I assume this might be possible to implement via an external script that would manipulate USN option before backup execution, but I think UI option would be a much better solution (assuming my proposal even makes sense).

aricamartin · November 12, 2018, 5:22am

I am also getting the issue to back up my data while updating the windows 10 as well as I get the error code 0x80004005. I also try on windows error code 0x80004005 for the help purpose but did not get any response.

samw · November 12, 2018, 8:09am

@aricamartin

Where are you getting this error from. This is generic error code thrown by many Windows applications.

Daniel_Gehriger · December 3, 2018, 10:48am

@solf: The USN code will fall back to full scan in the following cases:

First scan
A gap in the USN is encountered (this happens when the last backup is too far back, because the USN has a limited size)
An error / inconsistency has been encountered
The Duplicati settings have been modified

Furthermore, the algorithm uses the USN only to obtain a list of modified (touched) folders and files. If any folder is found to be modified, its content will be included in a partial scan. So we are not relying on the USN to monitor the exact transactions to files in a modified folder, but do a partial scan.

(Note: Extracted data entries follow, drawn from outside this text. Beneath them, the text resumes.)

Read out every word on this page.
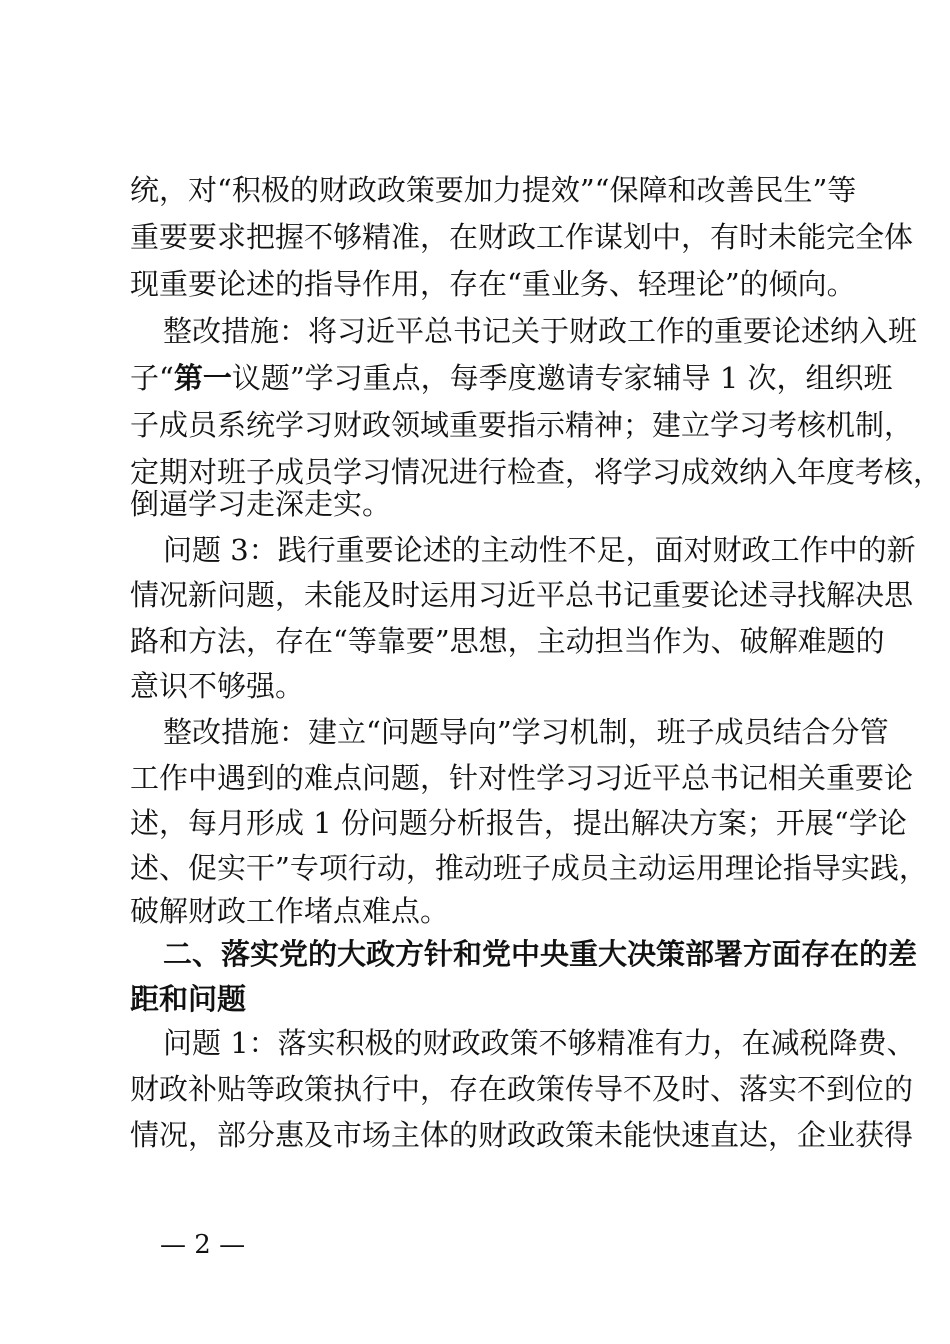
统，对“积极的财政政策要加力提效”“保障和改善民生”等
重要要求把握不够精准，在财政工作谋划中，有时未能完全体
现重要论述的指导作用，存在“重业务、轻理论”的倾向。
整改措施：将习近平总书记关于财政工作的重要论述纳入班
子“第一议题”学习重点，每季度邀请专家辅导 1 次，组织班
子成员系统学习财政领域重要指示精神；建立学习考核机制，
定期对班子成员学习情况进行检查，将学习成效纳入年度考核，
倒逼学习走深走实。
问题 3：践行重要论述的主动性不足，面对财政工作中的新
情况新问题，未能及时运用习近平总书记重要论述寻找解决思
路和方法，存在“等靠要”思想，主动担当作为、破解难题的
意识不够强。
整改措施：建立“问题导向”学习机制，班子成员结合分管
工作中遇到的难点问题，针对性学习习近平总书记相关重要论
述，每月形成 1 份问题分析报告，提出解决方案；开展“学论
述、促实干”专项行动，推动班子成员主动运用理论指导实践，
破解财政工作堵点难点。
二、落实党的大政方针和党中央重大决策部署方面存在的差
距和问题
问题 1：落实积极的财政政策不够精准有力，在减税降费、
财政补贴等政策执行中，存在政策传导不及时、落实不到位的
情况，部分惠及市场主体的财政政策未能快速直达，企业获得
— 2 —
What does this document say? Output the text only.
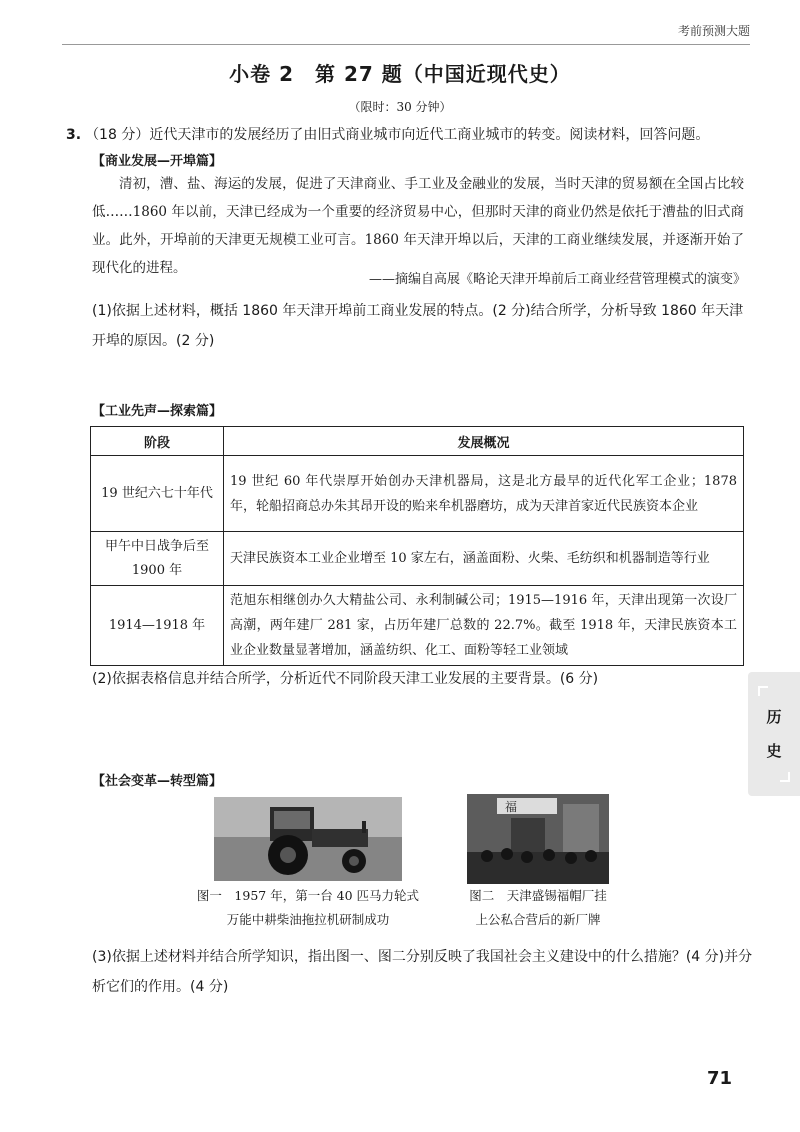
考前预测大题
小卷 2　第 27 题（中国近现代史）
（限时：30 分钟）
3. （18 分）近代天津市的发展经历了由旧式商业城市向近代工商业城市的转变。阅读材料，回答问题。
【商业发展—开埠篇】
清初，漕、盐、海运的发展，促进了天津商业、手工业及金融业的发展，当时天津的贸易额在全国占比较低……1860 年以前，天津已经成为一个重要的经济贸易中心，但那时天津的商业仍然是依托于漕盐的旧式商业。此外，开埠前的天津更无规模工业可言。1860 年天津开埠以后，天津的工商业继续发展，并逐渐开始了现代化的进程。
——摘编自高展《略论天津开埠前后工商业经营管理模式的演变》
(1)依据上述材料，概括 1860 年天津开埠前工商业发展的特点。(2 分)结合所学，分析导致 1860 年天津开埠的原因。(2 分)
【工业先声—探索篇】
阶段	发展概况
19 世纪六七十年代	19 世纪 60 年代崇厚开始创办天津机器局，这是北方最早的近代化军工企业；1878 年，轮船招商总办朱其昂开设的贻来牟机器磨坊，成为天津首家近代民族资本企业
甲午中日战争后至 1900 年	天津民族资本工业企业增至 10 家左右，涵盖面粉、火柴、毛纺织和机器制造等行业
1914—1918 年	范旭东相继创办久大精盐公司、永利制碱公司；1915—1916 年，天津出现第一次设厂高潮，两年建厂 281 家，占历年建厂总数的 22.7%。截至 1918 年，天津民族资本工业企业数量显著增加，涵盖纺织、化工、面粉等轻工业领域
(2)依据表格信息并结合所学，分析近代不同阶段天津工业发展的主要背景。(6 分)
历
史
【社会变革—转型篇】
图一　1957 年，第一台 40 匹马力轮式
万能中耕柴油拖拉机研制成功
福
图二　天津盛锡福帽厂挂
上公私合营后的新厂牌
(3)依据上述材料并结合所学知识，指出图一、图二分别反映了我国社会主义建设中的什么措施？(4 分)并分析它们的作用。(4 分)
71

Your question regarding hard links / junction points is interesting, though. I don’t know how the change journal records files present under several junction points. Under the first junction point? Or under the path the modification was performed. I’ve found this information, which suggests that this is indeed an issue, and it may be wise not to use junction points with the USN, or, as you suggest, force a full-scan every “n” backups.

kenkendk · December 3, 2018, 11:21am

Is there a PR that I missed? AFAIK all changes related to USN are merged and in the beta release?

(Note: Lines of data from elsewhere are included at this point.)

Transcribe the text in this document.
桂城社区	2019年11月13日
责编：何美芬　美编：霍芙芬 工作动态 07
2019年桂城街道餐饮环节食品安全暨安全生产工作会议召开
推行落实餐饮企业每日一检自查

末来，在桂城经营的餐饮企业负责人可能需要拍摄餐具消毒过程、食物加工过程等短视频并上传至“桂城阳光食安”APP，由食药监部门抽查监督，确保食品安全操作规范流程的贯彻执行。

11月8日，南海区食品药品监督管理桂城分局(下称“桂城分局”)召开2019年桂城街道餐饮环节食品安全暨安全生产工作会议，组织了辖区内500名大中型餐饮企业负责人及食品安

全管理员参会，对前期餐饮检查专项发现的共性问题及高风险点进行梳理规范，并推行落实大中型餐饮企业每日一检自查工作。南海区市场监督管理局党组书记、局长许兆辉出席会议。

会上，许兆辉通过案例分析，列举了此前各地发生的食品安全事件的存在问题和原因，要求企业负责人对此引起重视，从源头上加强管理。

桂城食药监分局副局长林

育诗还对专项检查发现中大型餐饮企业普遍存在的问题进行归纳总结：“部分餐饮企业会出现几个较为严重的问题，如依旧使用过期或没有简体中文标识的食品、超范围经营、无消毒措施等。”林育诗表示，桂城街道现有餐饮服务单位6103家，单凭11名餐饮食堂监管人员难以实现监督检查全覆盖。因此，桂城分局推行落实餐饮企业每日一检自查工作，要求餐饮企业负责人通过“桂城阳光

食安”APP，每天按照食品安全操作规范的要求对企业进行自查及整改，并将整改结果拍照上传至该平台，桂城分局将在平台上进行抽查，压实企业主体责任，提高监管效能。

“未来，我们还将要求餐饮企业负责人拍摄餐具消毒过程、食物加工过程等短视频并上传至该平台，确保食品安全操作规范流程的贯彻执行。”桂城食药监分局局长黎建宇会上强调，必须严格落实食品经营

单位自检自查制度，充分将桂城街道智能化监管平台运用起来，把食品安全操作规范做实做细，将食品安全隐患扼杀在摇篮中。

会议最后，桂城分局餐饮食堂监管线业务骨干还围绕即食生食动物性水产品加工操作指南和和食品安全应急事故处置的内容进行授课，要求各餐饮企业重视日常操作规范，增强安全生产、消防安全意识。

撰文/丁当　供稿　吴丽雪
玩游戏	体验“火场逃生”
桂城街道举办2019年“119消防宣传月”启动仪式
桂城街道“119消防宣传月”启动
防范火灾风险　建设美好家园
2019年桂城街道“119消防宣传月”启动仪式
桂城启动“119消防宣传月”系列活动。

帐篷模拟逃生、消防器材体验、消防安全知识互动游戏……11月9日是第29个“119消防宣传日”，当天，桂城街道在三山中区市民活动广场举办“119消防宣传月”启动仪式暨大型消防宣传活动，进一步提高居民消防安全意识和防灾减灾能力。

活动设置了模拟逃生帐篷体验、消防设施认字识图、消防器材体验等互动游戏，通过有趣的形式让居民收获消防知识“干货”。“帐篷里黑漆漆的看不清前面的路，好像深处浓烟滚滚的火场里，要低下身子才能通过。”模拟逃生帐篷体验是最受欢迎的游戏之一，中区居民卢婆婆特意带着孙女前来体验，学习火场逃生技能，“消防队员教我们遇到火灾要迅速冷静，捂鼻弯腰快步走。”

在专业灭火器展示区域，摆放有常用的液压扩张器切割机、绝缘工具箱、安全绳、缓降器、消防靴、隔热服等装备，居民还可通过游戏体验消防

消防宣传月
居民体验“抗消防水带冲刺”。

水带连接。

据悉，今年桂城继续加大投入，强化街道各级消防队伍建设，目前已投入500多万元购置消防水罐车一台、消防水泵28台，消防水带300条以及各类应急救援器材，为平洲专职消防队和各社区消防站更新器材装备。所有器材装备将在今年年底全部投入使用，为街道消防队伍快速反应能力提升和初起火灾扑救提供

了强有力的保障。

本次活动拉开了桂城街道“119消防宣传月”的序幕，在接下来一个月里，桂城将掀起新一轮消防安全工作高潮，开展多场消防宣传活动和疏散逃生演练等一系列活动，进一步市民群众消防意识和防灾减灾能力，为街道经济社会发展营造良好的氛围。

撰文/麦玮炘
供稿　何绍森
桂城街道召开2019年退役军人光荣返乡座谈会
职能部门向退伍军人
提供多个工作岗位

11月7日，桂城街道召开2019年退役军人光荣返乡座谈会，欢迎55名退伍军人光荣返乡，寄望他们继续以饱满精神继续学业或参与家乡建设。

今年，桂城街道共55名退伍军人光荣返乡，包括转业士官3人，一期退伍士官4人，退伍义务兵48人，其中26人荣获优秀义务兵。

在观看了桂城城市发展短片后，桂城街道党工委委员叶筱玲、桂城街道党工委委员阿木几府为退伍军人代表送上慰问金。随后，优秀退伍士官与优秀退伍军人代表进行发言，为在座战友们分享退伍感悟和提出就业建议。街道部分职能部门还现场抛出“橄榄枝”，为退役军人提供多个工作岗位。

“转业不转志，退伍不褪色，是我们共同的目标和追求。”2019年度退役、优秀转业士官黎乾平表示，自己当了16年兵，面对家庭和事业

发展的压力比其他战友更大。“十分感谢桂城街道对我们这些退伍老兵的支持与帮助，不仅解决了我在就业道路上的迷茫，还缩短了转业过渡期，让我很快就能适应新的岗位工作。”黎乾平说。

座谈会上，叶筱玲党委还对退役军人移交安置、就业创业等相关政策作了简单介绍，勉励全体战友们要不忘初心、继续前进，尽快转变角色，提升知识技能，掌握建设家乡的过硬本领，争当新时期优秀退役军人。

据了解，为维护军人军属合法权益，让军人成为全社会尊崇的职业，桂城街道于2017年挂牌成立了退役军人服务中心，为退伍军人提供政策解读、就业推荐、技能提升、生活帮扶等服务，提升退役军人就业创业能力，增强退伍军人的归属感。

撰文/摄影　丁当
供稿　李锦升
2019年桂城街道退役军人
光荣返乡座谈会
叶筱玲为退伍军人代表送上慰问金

solf · December 3, 2018, 12:00pm

So would you consider adding a UI option for this? I think something like setting the time of day when stored USN information is discarded (so it’ll act as on ‘first scan’ and will do a full scan) would be great.

Daniel_Gehriger · December 3, 2018, 12:00pm

Ken

You didn’t miss anything. The post you mention is from May.

Daniel

Daniel_Gehriger · December 3, 2018, 1:24pm

Unfortunately, I’m not familiar with Duplicati’s UI. Someone else would need to implement this.